The moment that Mr. Robot season two starts at feels very similar to the end of The Big Short. In that movie, as the housing market collapses, as people lose their life savings, Mark Baum's partner tells him, "They're fucking crooks. But at least we're going to see some of them go to jail...the party's over." Seconds later, Ryan Gosling says in a voiceover: "Banks took the money the American people gave them and they used it to pay themselves huge bonuses and lobbied to Congress to kill big reform. And then they blamed immigrants and poor people. And this time even teachers. And when it was all said and done, only one banker went to jail."

The Big Short is explicitly based on a true story—Mr. Robot is implicitly not, but that doesn't mean its story doesn't depict the real world we (struggle to) live in. The bleakness of Mr. Robot's second season comes partially from Elliot's realization that he's losing more and more control over his psyche, but mostly from the message that the bad guys are winning, and that they will always be winning. Change doesn't come that easy, if it comes at all. 
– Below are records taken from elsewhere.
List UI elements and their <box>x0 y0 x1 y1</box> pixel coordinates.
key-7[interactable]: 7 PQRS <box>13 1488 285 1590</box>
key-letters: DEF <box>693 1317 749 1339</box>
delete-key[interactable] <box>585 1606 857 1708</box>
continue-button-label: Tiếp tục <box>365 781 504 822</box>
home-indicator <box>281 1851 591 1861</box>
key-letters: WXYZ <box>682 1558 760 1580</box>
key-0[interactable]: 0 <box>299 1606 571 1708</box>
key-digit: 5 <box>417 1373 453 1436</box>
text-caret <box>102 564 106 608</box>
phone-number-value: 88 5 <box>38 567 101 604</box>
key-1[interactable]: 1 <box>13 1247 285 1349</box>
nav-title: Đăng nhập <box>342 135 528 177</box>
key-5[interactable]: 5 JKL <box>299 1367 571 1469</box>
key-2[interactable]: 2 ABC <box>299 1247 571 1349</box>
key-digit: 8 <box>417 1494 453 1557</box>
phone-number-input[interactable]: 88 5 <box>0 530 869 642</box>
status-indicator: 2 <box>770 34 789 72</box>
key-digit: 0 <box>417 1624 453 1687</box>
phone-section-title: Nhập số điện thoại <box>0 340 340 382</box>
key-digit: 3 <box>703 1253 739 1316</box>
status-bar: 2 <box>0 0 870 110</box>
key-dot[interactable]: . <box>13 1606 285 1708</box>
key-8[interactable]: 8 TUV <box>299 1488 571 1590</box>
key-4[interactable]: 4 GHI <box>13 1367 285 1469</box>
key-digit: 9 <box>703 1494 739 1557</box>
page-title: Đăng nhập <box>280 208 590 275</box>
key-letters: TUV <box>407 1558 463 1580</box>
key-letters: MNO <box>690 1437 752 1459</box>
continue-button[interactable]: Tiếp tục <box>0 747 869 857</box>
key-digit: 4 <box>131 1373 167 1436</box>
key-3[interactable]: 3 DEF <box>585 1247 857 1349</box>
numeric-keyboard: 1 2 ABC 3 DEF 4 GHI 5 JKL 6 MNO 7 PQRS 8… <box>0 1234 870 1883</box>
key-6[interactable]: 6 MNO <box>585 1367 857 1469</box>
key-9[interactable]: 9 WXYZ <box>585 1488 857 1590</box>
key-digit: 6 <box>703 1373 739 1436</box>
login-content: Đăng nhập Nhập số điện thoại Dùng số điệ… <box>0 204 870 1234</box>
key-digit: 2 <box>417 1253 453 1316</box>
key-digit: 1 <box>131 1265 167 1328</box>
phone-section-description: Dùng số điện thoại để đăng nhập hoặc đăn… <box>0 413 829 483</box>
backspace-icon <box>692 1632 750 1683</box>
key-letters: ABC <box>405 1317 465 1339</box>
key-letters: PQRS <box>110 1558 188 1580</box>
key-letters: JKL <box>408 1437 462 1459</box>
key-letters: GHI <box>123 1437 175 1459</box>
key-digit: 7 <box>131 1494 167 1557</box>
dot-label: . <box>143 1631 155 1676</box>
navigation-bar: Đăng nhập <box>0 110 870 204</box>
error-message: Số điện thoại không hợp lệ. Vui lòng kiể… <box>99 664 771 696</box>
This is a show about a hacker with a personality disorder, yes, but it's also about how modern society's majority is currently powerless in the face of a hungry, amoral minority. So many of us, in 2016 especially, are demanding change—economic relief, the retraining of police officers, a systemic correction that finally and properly recognizes that Black Lives Matter—but a smaller, much stronger faction is resisting that call. Because for them, the world is fine as it is. The idea of a magic hacker leveling the economic playing field is a fantasy I'm sure many of us have had. Sadly, it's also nothing more than a fantasy in Mr. Robot. At least so far. 

In the season finale of Mr. Robot last year, in the wake of Elliot's hack, Angela asks the CEO of E Corp a simple question: "Why do you seem so confident?" He answers, with supreme confidence, "People did this. Aliens didn't invade our planet, Zeus didn't come out of the heavens and destroy us, and zombies haven't risen from the dead. No, whoever's behind this, they're just people, like you and me. Except, of course, I have the full weight of the biggest conglomerate in the world behind me. You'll come to realize that when you have that, matters like this, they tend to crack under that weight."

fsociety is cracking in season two. And in the real world, it's hard to argue with Mr. Robot that we've been suffocating under "that weight" for a very, very long time.